Tradicionalmente, la izquierda y la derecha (así como sus plurales) siempre se han diferenciado, sobre todo, por las políticas económicas y sociales, por mucho disfraz ideológico con el que se revistan sus líderes. Izquierda y derecha existen porque representan intereses diferentes y aspiran a modelos socioeconómicos y políticos distintos, incluso dentro de esta democracia liberal y representativa de la que nos hemos dotado, y que hemos de defender de quienes precisamente quieren arrogársela como patrimonio propio cuando es de todos los españoles. Por eso, al no haber grandes razones para criticar la situación económica o los avances sociales, la confrontación política se ha centrado en las denominadas esencias de España, aquellas que apelan a los sentimientos y a las emociones del pueblo, y no en políticas económicas o sociales concretas, pues en estos casos la gestión del gobierno socialista ha sabido capearlas con éxito razonable. Se esgrime, por el contrario, la idea de la ruptura de España; se aducen agravios comparativos entre territorios; y se pontifica sobre el sentido de España, como si ésta les perteneciera. Es cierto, que la poco fiable compañía de Junts y la aritmética electoral están proporcionado sonados argumentos a la oposición. Pero la cuestión territorial no es un problema nuevo, sino que ha sido recurrente históricamente; y, por tanto, quizás haya llegado ya la hora de prestarle la atención necesaria para intentar solucionarla.

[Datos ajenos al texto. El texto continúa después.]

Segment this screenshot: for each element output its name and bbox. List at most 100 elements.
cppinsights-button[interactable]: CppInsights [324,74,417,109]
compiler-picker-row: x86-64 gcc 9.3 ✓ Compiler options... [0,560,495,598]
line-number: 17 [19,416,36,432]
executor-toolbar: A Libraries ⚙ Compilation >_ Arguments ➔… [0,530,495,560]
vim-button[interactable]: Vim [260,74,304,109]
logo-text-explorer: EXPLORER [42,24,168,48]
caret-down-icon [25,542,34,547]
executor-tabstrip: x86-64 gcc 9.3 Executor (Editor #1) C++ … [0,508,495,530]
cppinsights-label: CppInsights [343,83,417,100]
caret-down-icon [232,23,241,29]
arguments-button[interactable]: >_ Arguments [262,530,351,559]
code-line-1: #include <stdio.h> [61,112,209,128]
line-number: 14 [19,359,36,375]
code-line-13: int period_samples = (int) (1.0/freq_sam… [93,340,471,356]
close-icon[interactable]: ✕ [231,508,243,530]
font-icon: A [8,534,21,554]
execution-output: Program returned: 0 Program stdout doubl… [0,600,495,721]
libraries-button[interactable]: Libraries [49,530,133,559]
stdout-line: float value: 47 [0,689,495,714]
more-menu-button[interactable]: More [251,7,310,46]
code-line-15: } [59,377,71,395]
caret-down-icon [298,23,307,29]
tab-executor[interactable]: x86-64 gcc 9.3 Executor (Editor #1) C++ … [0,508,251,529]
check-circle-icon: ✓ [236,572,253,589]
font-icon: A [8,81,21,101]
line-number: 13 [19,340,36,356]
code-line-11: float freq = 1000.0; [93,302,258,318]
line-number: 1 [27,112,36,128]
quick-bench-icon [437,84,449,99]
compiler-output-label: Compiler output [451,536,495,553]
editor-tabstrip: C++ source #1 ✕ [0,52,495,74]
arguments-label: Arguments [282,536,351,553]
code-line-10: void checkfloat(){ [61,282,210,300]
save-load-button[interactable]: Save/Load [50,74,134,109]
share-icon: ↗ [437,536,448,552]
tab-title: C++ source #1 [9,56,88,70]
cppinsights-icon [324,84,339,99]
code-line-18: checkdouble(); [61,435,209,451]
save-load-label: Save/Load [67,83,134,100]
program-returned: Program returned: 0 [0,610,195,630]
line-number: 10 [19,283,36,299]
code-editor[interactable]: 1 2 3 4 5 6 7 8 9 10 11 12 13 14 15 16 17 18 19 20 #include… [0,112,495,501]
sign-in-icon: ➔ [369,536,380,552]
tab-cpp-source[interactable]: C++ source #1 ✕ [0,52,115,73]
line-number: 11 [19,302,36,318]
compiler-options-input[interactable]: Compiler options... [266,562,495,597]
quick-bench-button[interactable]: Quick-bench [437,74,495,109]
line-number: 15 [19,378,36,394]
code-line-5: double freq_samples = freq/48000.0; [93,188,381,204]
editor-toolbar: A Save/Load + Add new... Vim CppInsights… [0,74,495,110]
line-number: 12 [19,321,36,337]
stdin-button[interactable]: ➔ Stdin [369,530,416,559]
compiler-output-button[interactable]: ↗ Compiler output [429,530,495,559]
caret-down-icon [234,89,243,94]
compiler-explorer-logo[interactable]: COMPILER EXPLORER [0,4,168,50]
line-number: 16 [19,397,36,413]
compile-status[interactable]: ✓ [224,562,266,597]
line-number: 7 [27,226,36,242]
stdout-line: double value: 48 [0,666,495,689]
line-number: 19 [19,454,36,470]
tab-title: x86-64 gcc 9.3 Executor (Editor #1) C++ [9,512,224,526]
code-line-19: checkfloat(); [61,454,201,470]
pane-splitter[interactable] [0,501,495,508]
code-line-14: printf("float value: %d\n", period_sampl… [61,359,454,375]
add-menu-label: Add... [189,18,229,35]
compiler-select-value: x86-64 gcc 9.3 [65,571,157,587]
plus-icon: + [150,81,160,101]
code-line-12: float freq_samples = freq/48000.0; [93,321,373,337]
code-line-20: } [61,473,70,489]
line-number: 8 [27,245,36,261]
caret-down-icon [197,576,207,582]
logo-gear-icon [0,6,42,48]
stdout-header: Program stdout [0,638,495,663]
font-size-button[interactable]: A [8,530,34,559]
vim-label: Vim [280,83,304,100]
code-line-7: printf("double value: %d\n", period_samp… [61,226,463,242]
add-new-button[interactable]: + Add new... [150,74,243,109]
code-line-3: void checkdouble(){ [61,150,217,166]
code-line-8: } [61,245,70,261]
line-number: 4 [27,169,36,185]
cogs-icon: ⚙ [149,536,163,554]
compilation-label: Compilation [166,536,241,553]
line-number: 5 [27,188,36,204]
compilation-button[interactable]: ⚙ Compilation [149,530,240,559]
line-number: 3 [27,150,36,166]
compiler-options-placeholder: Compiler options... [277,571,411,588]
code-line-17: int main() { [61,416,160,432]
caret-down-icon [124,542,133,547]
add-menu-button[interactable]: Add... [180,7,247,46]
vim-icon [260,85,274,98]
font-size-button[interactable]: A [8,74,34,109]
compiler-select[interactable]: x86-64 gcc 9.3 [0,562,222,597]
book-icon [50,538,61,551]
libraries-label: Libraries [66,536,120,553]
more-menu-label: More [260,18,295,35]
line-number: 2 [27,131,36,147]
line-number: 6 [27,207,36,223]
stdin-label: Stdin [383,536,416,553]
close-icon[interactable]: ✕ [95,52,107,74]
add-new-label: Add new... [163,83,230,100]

España es plural, y lo ha sido siempre, desde sus orígenes como nación. Y sigue siéndolo. Y ése es nuestro ser constitutivo como españoles. Esa es nuestra riqueza. Y eso nos hace singulares como país. Pero eso requiere cambios en la gobernanza, y que surjan nuevos gobernantes que afronten los cambios que la propia dinámica histórica provoca. Y nuevas políticas que acerquen desde la diferencia los diferentes territorios que componen el Estado español, creando estructuras no disgregadoras, sino cooperativas y solidarias desde la autonomía y el autogobierno. Y, sobre todo, una visión común del Estado, pero que tenga en cuenta nuestra diversidad territorial. Cuando los españoles votan en las elecciones, haciendo uso de su derecho, están ejerciendo su soberanía, la que determina la Constitución, y el mapa cuatrienal resultante es el fruto de la opinión libremente expresada de todos los ciudadanos sin excepción. Y eso no es cuestionable en democracia. Ni puede ser utilizado como arma arrojadiza contra el adversario político, que no enemigo. España es hoy lo que reflejaron las urnas. Y los partidos que en cada momento concurren a las elecciones lo hacen porque la ley se lo ha permitido. Todos ellos actúan en el marco de la ley, y se deben a ella. La Constitución es la que marca los límites, solo fuera de las cuales se encuentran las líneas rojas que no hay que cruzar. Y, si hay dudas, sobre ellas el Tribunal Constitucional habrá de pronunciarse. Afortunadamente, nuestra democracia no tiene pies de barro, sino que pese a las polémicas y a las movilizaciones que se han producido semanas atrás es lo suficientemente sólida para garantizar la estabilidad de la vida pública. El caos, el miedo, la desconfianza que tratan de generar ciertos sectores de la clase política y una parte de los medios de comunicación son infundados, y se deben a una estrategia perversa de confrontación con quien ostenta la responsabilidad de gobernar, que conduce al odio y a la división de la opinión pública y de la sociedad, que hay que erradicar como una obligación del propio sistema democrático. La sociedad civil tiene ante esto mucho que decir y que opinar. Por eso, hay que oír de verdad a los ciudadanos y no suplantar su voz con declaraciones grandilocuentes y mayestáticas, que son reflejo de la mediocridad política.